World's most wanted Nazi arrested in Hungary
Hungarian authorities detained, grilled and put under house arrest on Wednesday a 97-year-old who tops the Simon Wiesenthal Center's dwindling wanted-list of suspected Nazi war criminals.
Laszlo Csatary, accused by the Wiesenthal Center of organising the World War II deportation to their deaths of some 16,000 Jews from the ghetto of Kosice in present-day Slovakia, however protested his innocence.
"Our viewpoint is that at this age, being under house arrest is already quite a shock," state prosecutor Tibor Ibolya said. "We have to make sure that this man remains alive and is able to stand trial."
"One of his arguments in his defence is that he was obeying orders."
Clutching a plastic bag, dressed in a grey jacket and surprisingly sprightly for his age, the former senior police officer said nothing as he was whisked away in a car by two friends or relatives.
This followed his early-morning arrest in the Hungarian capital Budapest and several hours of questioning by an investigating magistrate at a military prosecution office.
"The suspect is in good physical and mental health. He is being cooperative. He was surprised (about being arrested) but he expected to be questioned," Ibolya said.
Csatary, full name Laszlo Csizsik-Csatary, helped run the Jewish ghetto in Kosice, a town now in Slovakia that was visited in April 1944 by Adolf Eichmann, a key figure in the Nazis' Final Solution, the Wiesenthal Center says.
While there between 1941 and 1944, Csatary beat and brutalized Jews and sent 16,000 to their deaths in Ukraine and to the gas chambers at the Auschwitz extermination camp, it says.
In 1948, a Czechoslovakian court condemned Csatary to death in absentia but he made it to Canada where he lived and worked as an art dealer before being stripped of his citizenship there in the 1990s.

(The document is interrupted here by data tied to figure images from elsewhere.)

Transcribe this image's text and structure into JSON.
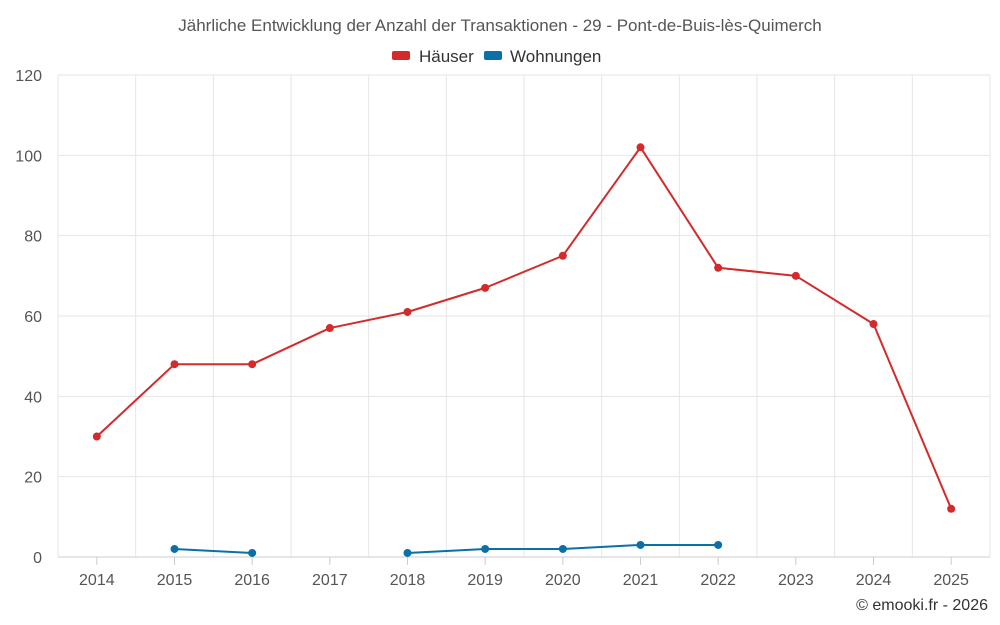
{
  "chart_data": {
    "type": "line",
    "title": "Jährliche Entwicklung der Anzahl der Transaktionen - 29 - Pont-de-Buis-lès-Quimerch",
    "categories": [
      "2014",
      "2015",
      "2016",
      "2017",
      "2018",
      "2019",
      "2020",
      "2021",
      "2022",
      "2023",
      "2024",
      "2025"
    ],
    "ylim": [
      0,
      120
    ],
    "yticks": [
      0,
      20,
      40,
      60,
      80,
      100,
      120
    ],
    "grid": true,
    "legend_position": "top-center",
    "series": [
      {
        "name": "Häuser",
        "color": "#d32b2b",
        "values": [
          30,
          48,
          48,
          57,
          61,
          67,
          75,
          102,
          72,
          70,
          58,
          12
        ]
      },
      {
        "name": "Wohnungen",
        "color": "#0b6fa8",
        "values": [
          null,
          2,
          1,
          null,
          1,
          2,
          2,
          3,
          3,
          null,
          null,
          null
        ]
      }
    ],
    "credit": "© emooki.fr - 2026"
  }
}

He ended up in Budapest where he has lived freely ever since, until the Wiesenthal Center alerted Hungarian authorities last year.

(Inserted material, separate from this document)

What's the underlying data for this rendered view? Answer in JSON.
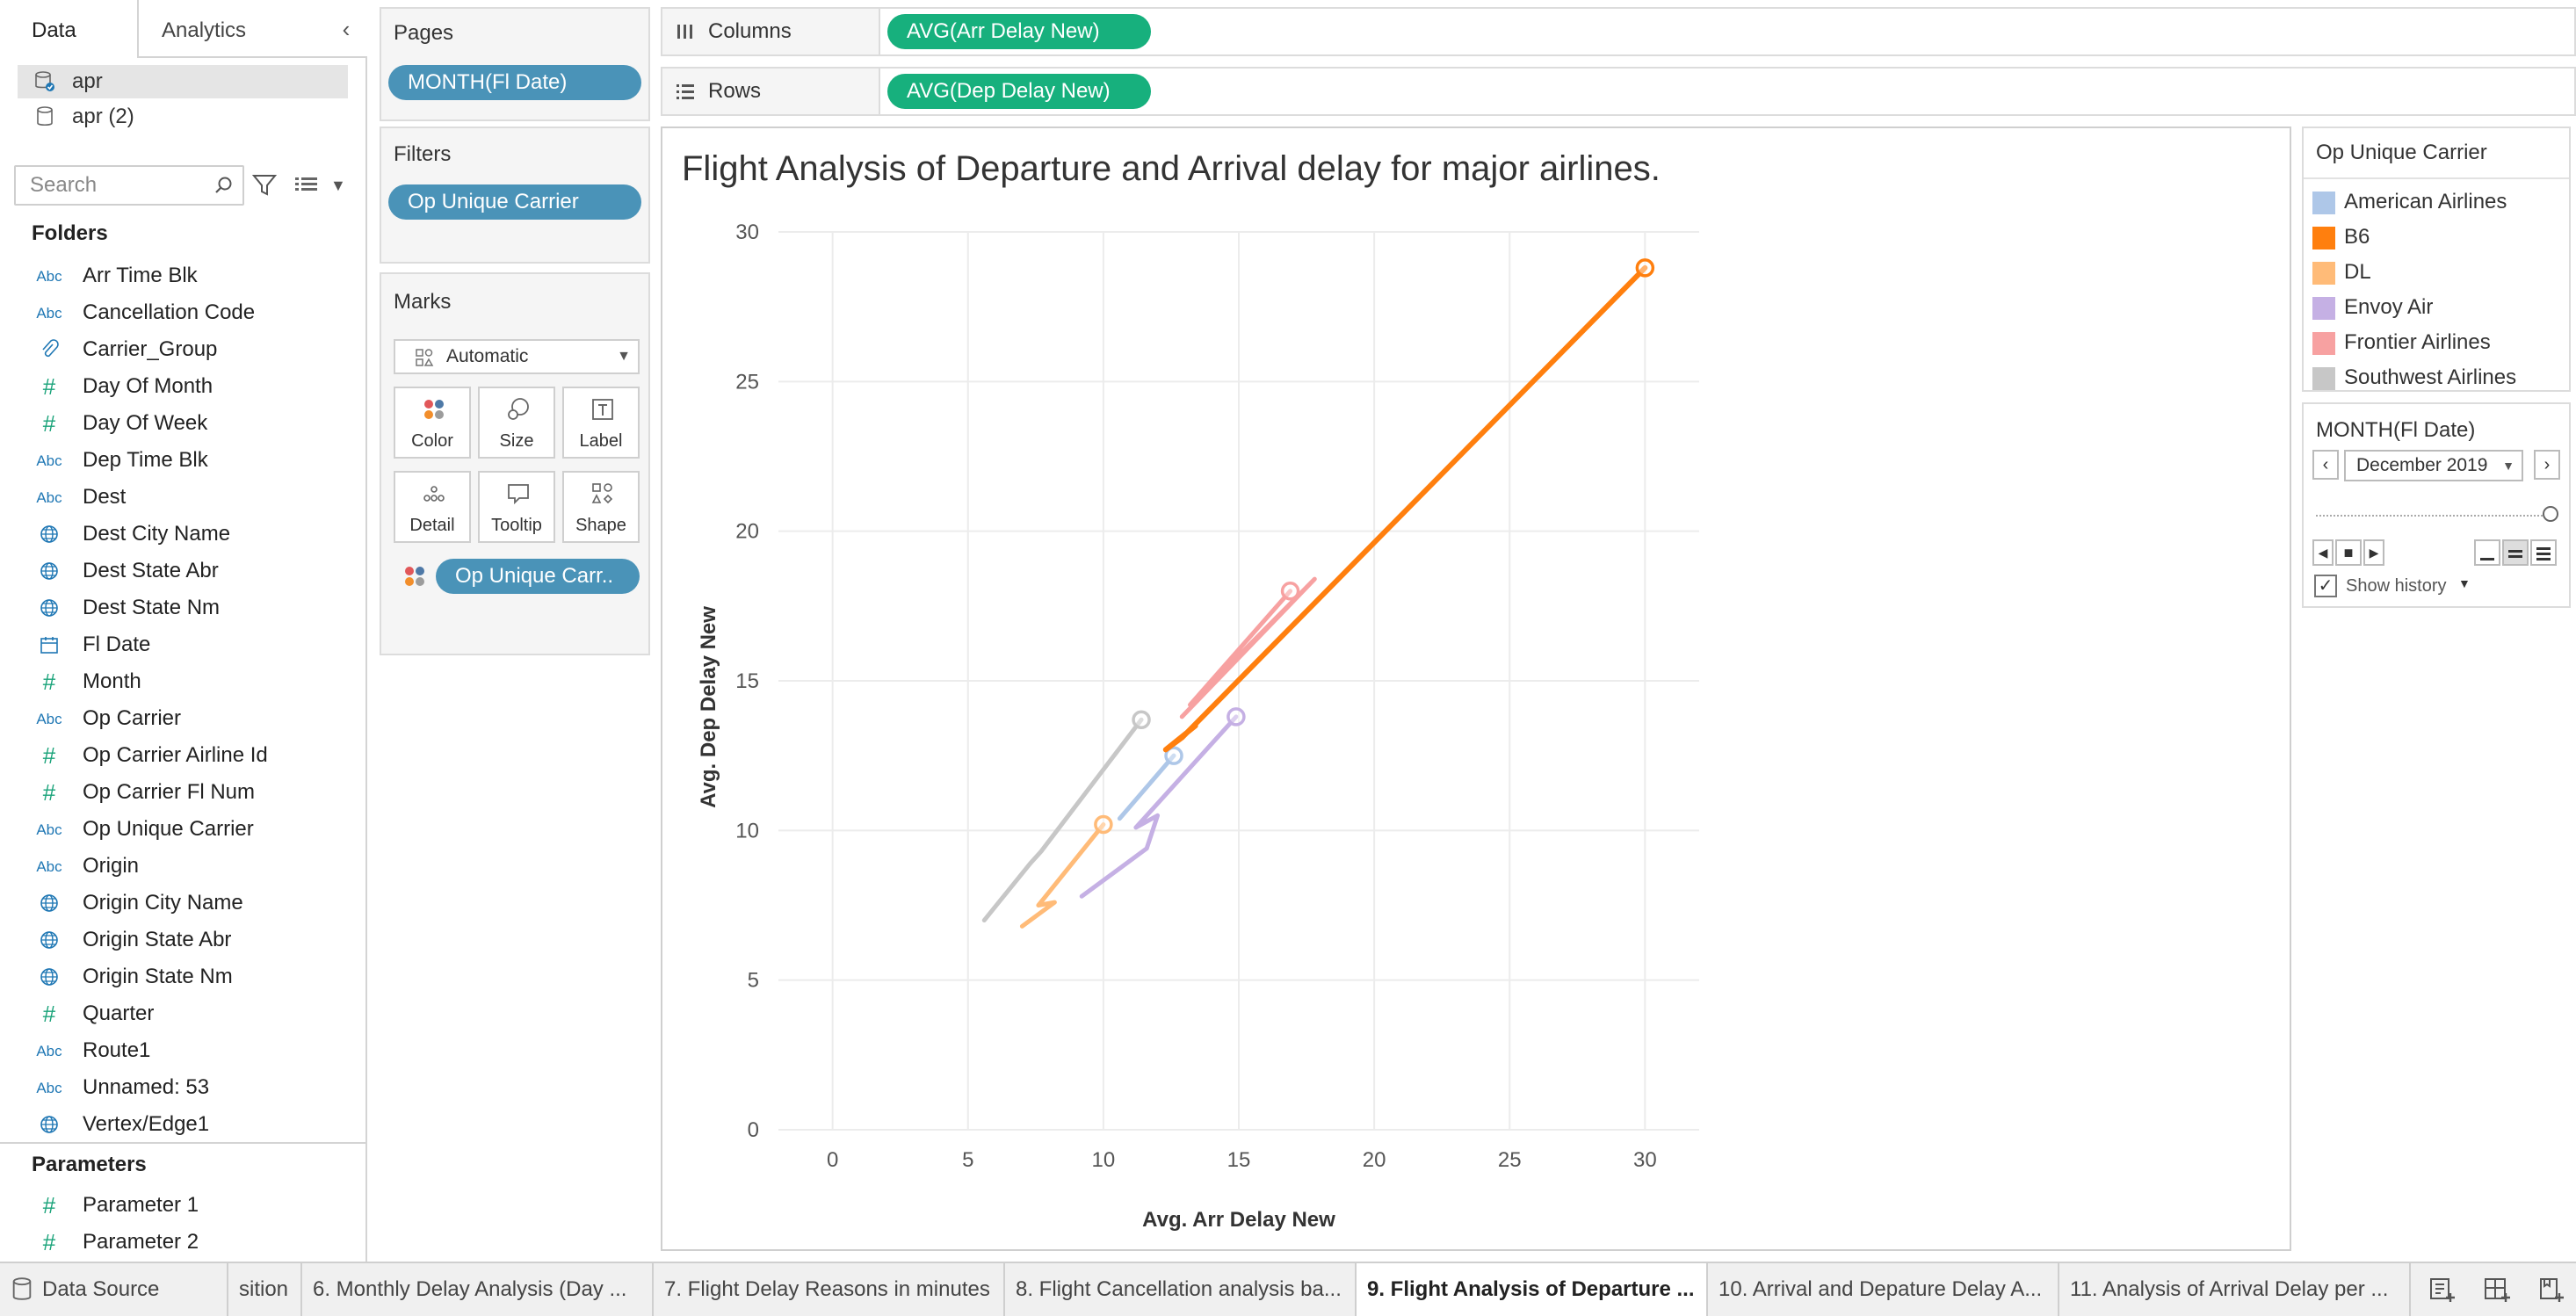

British tabloid The Sun raised attention to his case with a report at the weekend after tracking down the old man, photographing him and confronting him at his front door.
Acting on the information provided by the Wiesenthal Center, which was supplemented by fresh evidence last week, prosecutors began an investigation in September.
Efraim Zuroff, the Wiesenthal Center's chief Nazi-hunter, welcomed the arrest and urged Hungarian authorities "to complete the rest of the judicial process and bring Csatary to justice as quickly as possible."
He said: "This is the debt owed to his many victims who were tortured and sent to be murdered at Auschwitz. The passage of time does not diminish the guilt of the killers and old age should not afford protection to the perpetrators of Holocaust crimes."
The fact that Csatary lived freely in Hungary for some 15 years and the lack of progress by prosecutors also added to worries about the direction of the EU member state under right-wing Prime Minister Viktor Orban.
Almost exactly a year ago, a court in Budapest acquitted Hungarian Sandor Kepiro, 97, of charges of ordering the execution of over 30 Jews and Serbs in the Serbian town of Novi Sad in January 1942.
The Wiesenthal Center, which had also listed Kepiro as the most wanted Nazi war criminal and helped bring him to court, described the verdict as an "outrageous miscarriage of justice." Six weeks later Kepiro died.
Recent months, meanwhile, have seen something of a public rehabilitation of controversial figures, most notably of Miklos Horthy, Hungary's dictator from 1920 until 1944 when he fell out with his erstwhile ally Adolf Hitler.
Anti-Semitic writers like Albert Wass and Jozsef Nyiro, a keen supporter of the brutal Arrow Cross regime installed in power by the Nazis in 1944, have also been reintroduced into the curriculum for schools, meanwhile.
The decision by the speaker of the Hungarian parliament, Orban ally Laszlo Kover, to attend a ceremony in May honouring Nyiro, prompted Nobel laureate Elie Wiesel to return Hungary's highest honour in disgust.
Holocaust survivor Wiesel, 83, said "it has become increasingly clear that Hungarian authorities are encouraging the white-washing of tragic and criminal episodes in Hungary's past."
A far-right website meanwhile posted photos of several dozen "anti-Hungarian" Jews" who gathered on Monday outside Csatary's flat calling for his arrest, offering a reward for information on the protestors.